Pasternak’s poem is understandably appealing to Ginzburg after her own experience before the military tribunal and her ten-year prison sentence. Because she was anticipating a death sentence, she does indeed feel that a term of penal servitude is “bliss” in comparison. Ginzburg, like Pasternak, smiles when she hears her sentence. Moreover, her own text, in the wake of her sentence, is punctuated with exclamation points. Ginzburg even takes Pasternak’s line as the title of a subsection because she feels so closely allied to him and his own experience of sentencing.

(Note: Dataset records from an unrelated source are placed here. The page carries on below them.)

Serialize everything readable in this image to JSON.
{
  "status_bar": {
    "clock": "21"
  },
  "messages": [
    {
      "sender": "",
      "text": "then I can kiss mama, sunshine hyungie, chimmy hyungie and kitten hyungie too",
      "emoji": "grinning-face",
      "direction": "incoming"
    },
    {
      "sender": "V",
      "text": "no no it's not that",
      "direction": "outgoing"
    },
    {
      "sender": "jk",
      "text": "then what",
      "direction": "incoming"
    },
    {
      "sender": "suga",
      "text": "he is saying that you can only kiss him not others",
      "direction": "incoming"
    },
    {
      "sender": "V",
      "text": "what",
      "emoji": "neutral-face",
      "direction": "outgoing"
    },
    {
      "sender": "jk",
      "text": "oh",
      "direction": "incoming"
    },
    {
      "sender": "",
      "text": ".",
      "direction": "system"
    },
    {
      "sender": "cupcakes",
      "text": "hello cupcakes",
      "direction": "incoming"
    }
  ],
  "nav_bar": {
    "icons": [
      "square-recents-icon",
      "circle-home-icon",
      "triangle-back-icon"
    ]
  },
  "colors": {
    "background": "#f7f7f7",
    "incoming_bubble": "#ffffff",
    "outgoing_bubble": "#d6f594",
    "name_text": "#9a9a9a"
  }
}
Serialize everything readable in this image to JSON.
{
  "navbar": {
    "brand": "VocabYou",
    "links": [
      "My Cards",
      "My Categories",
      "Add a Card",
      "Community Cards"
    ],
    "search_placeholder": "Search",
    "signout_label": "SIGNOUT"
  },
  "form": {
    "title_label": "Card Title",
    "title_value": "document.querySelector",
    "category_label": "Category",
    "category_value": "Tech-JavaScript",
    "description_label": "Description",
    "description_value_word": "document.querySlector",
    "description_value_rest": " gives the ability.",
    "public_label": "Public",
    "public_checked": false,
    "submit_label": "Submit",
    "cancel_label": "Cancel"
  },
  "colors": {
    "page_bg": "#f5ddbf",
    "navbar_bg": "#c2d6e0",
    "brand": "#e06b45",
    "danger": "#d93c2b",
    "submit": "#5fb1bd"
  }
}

After the initial appearance of the quotation, Ginzburg takes up Pasternak’s quotation as a refrain. She uses it again most notably at the start of her train journey to Kolyma. Her reassignment to the labor camp is, at least while it is still in the future, an antidote to the stifling inactivity of solitary confinement. One of the horrors of the prison enclosure at Yaroslavl is that is restricts the inmates’ access to fresh air and sunlight, so much so that Ginzburg starts to fantasize about being outside in the open air. Thus there is at least some earnestness to her quotation, “Penal servitude—what bliss!” Of course, through the lens of history, and through Ginzburg’s own knowledge of what actually happened, the quotation is also dripping with irony. There is certainly nothing blissful about the work Ginzburg does in the prison camps. In fact, while serving out the rest of her sentence, Ginzburg thinks back to her days in solitary confinement with “affection.” In that respect, Pasternak’s quote, as used by Ginzburg, symbolizes the ignorance that is bliss to the prisoner who does not know what is coming.